2. The purpose of this article is to show that it is only in de jure sense that the recommendations of the Council pertaining to subordinate legislation are binding on Centre and the state governments. In the de facto sense, it is not so. It was so hinted in passing by this author in an earlier article but in the wake of the Central government's reply in the Rajya Sabha, it has become necessary to elaborate.
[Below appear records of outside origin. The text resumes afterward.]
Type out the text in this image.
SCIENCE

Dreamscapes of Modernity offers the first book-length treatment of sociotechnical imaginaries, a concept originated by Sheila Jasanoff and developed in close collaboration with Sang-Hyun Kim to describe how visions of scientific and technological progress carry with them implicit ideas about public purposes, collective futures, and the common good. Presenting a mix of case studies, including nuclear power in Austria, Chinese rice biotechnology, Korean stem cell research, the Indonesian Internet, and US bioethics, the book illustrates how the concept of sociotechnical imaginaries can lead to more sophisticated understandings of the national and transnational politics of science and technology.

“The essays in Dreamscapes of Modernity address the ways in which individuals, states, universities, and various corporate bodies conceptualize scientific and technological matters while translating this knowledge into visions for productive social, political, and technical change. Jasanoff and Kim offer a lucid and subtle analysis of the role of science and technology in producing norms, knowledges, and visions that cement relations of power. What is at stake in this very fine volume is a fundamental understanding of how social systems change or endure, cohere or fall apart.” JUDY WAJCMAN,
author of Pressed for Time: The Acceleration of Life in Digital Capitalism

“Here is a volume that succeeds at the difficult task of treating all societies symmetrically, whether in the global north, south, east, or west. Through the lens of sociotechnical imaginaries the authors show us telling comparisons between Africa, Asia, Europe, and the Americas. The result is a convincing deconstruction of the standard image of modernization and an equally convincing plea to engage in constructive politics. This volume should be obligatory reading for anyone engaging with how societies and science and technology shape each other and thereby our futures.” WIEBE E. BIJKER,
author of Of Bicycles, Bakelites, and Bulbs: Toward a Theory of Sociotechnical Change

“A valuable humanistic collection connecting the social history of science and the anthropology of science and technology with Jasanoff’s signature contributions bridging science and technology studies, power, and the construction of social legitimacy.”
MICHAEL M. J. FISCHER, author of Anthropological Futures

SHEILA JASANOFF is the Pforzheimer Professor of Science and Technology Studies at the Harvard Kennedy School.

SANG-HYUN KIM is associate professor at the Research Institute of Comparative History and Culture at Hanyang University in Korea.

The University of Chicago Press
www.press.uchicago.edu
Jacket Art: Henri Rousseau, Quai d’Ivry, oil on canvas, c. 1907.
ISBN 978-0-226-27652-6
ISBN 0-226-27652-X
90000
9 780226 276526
3. It is pertinent to point out that CGST Act, in its section 166 has a provision, similar to the provision which exists in all the taxation statutes. The said self-explanatory section is reproduced below for convenience:
"S. 166- Laying of rules, regulations and notifications
Every rule made by the Government, every regulation made by the Board and every notification issued by the Government under this Act, shall be laid, as soon as may be after it is made or issued, before each House of Parliament, while it is in session, for a total period of thirty days which may be comprised in one session or in two or more successive sessions, and if, before the expiry of the session immediately following the session or the successive sessions aforesaid, both Houses agree in making any modification in the rule or regulation or in the notification, as the case may be, or both Houses agree that the rule or regulation or the notification should not be made, the rule or regulation or notification, as the case may be, shall thereafter have effect only in such modified form or be of no effect, as the case may be; so, however, that any such modification or annulment shall be without prejudice to the validity of anything previously done under that rule or regulation or notification, as the case may be.
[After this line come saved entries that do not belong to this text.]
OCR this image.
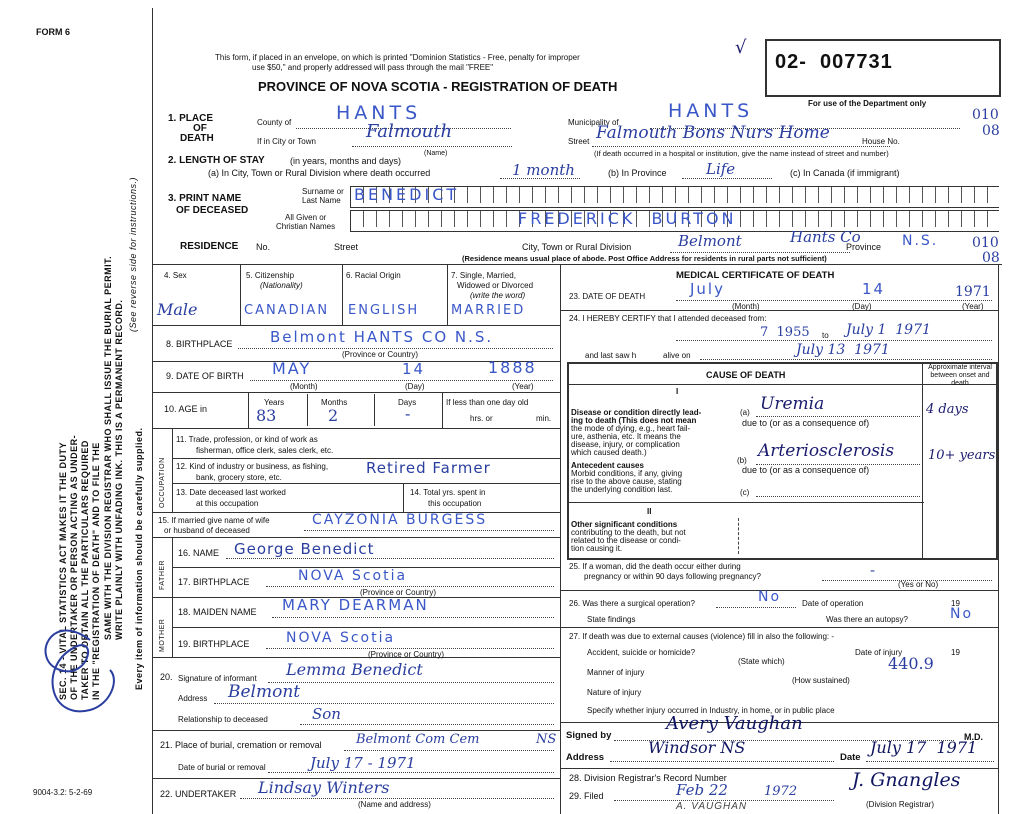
FORM 6
This form, if placed in an envelope, on which is printed "Dominion Statistics - Free, penalty for improper
use $50," and properly addressed will pass through the mail "FREE"
PROVINCE OF NOVA SCOTIA - REGISTRATION OF DEATH
√
02-  007731
For use of the Department only
SEC. 14 - VITAL STATISTICS ACT MAKES IT THE DUTY OF THE UNDERTAKER OR PERSON ACTING AS UNDER- TAKER TO OBTAIN ALL THE PARTICULARS REQUIRED IN THE "REGISTRATION OF DEATH" AND TO FILE THE SAME WITH THE DIVISION REGISTRAR WHO SHALL ISSUE THE BURIAL PERMIT. WRITE PLAINLY WITH UNFADING INK. THIS IS A PERMANENT RECORD.
(See reverse side for instructions.)
Every item of information should be carefully supplied.
9004-3.2: 5-2-69
1. PLACE
OF
DEATH
County of HANTS	Municipality of
HANTS	010
If in City or Town	Falmouth
(Name)
Street Falmouth Bons Nurs Home	House No.
08
(If death occurred in a hospital or institution, give the name instead of street and number)
2. LENGTH OF STAY	(in years, months and days)
(a) In City, Town or Rural Division where death occurred	1 month	(b) In Province	Life	(c) In Canada (if immigrant)
3. PRINT NAME
OF DECEASED
Surname or
Last Name
All Given or
Christian Names
BENEDICT
FREDERICK  BURTON
RESIDENCE No.	Street	City, Town or Rural Division	Belmont	Hants Co
Province N.S. 010
08
(Residence means usual place of abode. Post Office Address for residents in rural parts not sufficient)
4. Sex
Male
5. Citizenship
(Nationality)
CANADIAN
6. Racial Origin
ENGLISH
7. Single, Married,
Widowed or Divorced
(write the word)
MARRIED
8. BIRTHPLACE	Belmont HANTS CO N.S.
(Province or Country)
9. DATE OF BIRTH MAY	14	1888
(Month)	(Day)	(Year)
10. AGE in
Years
83
Months
2
Days
-
If less than one day old
hrs. or	min.
OCCUPATION
11. Trade, profession, or kind of work as
fisherman, office clerk, sales clerk, etc.
12. Kind of industry or business, as fishing,
bank, grocery store, etc.
Retired Farmer
13. Date deceased last worked
at this occupation
14. Total yrs. spent in
this occupation
15. If married give name of wife
or husband of deceased
CAYZONIA BURGESS
FATHER
16. NAME George Benedict
17. BIRTHPLACE	NOVA Scotia
(Province or Country)
MOTHER
18. MAIDEN NAME MARY DEARMAN
19. BIRTHPLACE	NOVA Scotia
(Province or Country)
20. Signature of informant Lemma Benedict
Address Belmont
Relationship to deceased	Son
21. Place of burial, cremation or removal	Belmont Com Cem	NS
Date of burial or removal	July 17 - 1971
22. UNDERTAKER Lindsay Winters
(Name and address)
MEDICAL CERTIFICATE OF DEATH
23. DATE OF DEATH	July	14	1971
(Month)	(Day)	(Year)
24. I HEREBY CERTIFY that I attended deceased from:
7  1955 to July 1  1971
and last saw h	alive on	July 13  1971
CAUSE OF DEATH
Approximate interval between onset and death
I
Disease or condition directly lead-
ing to death (This does not mean
the mode of dying, e.g., heart fail-
ure, asthenia, etc. It means the
disease, injury, or complication
which caused death.)
Antecedent causes
Morbid conditions, if any, giving
rise to the above cause, stating
the underlying condition last.
(a) Uremia	4 days
due to (or as a consequence of)
(b) Arteriosclerosis	10+ years
due to (or as a consequence of)
(c)
II
Other significant conditions
contributing to the death, but not
related to the disease or condi-
tion causing it.
25. If a woman, did the death occur either during
pregnancy or within 90 days following pregnancy?	-
(Yes or No)
26. Was there a surgical operation?	No	Date of operation	19
State findings	Was there an autopsy?	No
27. If death was due to external causes (violence) fill in also the following: -
Accident, suicide or homicide?	Date of injury	19
(State which)	440.9
Manner of injury
(How sustained)
Nature of injury
Specify whether injury occurred in Industry, in home, or in public place
Signed by
Avery Vaughan
M.D.
Address
Windsor NS
Date
July 17  1971
28. Division Registrar's Record Number
29. Filed	Feb 22	1972
A. VAUGHAN
J. Gnangles
(Division Registrar)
(Similar provision exists in section 166 of the GST law of States)
It is thus evident that although (as has been stated by the Central government in Rajya Sabha and held by Supreme Court) Central Government and the state governments are bound to implement the recommendations of the Council with regard to Subordinate legislation ( viz. rules, regulations and notifications) and, therefore, will have to make/amend the rules and issue notifications prescribing rates or granting exemptions in accordance with the Council's recommendations, the rules so made/ amended or notifications so issued will have to be laid on the table of the Parliament / state legislatures. If the state legislatures/ parliament agree(s)to make any modifications in the rule(s)so made/ amended or the notifications so issued, as the case may be, or agree(s) that the rule so made/ amended or the notifications so issued should not be made/ amended/ issued, the rule so made/ amended or the notification so issued, as the case may be, shall thereafter have effect only in such modified form or be of no effect, as the case may be.
4. The governments in power in the Centre or in the states would obviously have majority support in the Parliament/ respective state legislatures and, therefore, if any of the states had to unwillingly make / amend any rules or issue any notifications as per the recommendations of the Council, it will easily be able to scuttle the same through the respective state legislatures. [Save if the government at the Centre changes soon after the recommendations are made by the Council but before the fulfilment of the statutory requirement of the said s. 166, occasion for such scuttling by Central government will not arise because to begin with no recommendation can be made by GST Council unless the Central government is on board.]
5. Thus, the Central government / Supreme Court is right, but only in de jure sense, to hold that the recommendations of the Council with regard to subordinate legislation are binding on the Central/ state governments but de facto Central government or any state governments will be able to scuttle those recommendations through Parliament or the respective state assemblies which, as has been acknowledged and held by Supreme Court in the said judgement, are not bound by the recommendations of the Council.
6. It seems that Supreme Court was not expressly sensitized to the requirement of subordinate legislation having to pass the muster of s. 166. As different parties are / may be in power in different states and may not always be ad idem to the Council's recommendations with regard to subordinate legislation, the day is not unforeseeable when the dissenting states will resort to the state assembly route enshrined in s. 166 to scuttle such recommendations, thereby throwing the fundamental strength of GST (one nation - one tax) into disarray.
[The author is former Member CESTAT and Sr. Partner, TLC Legal Advocates. The views expressed are strictly personal.]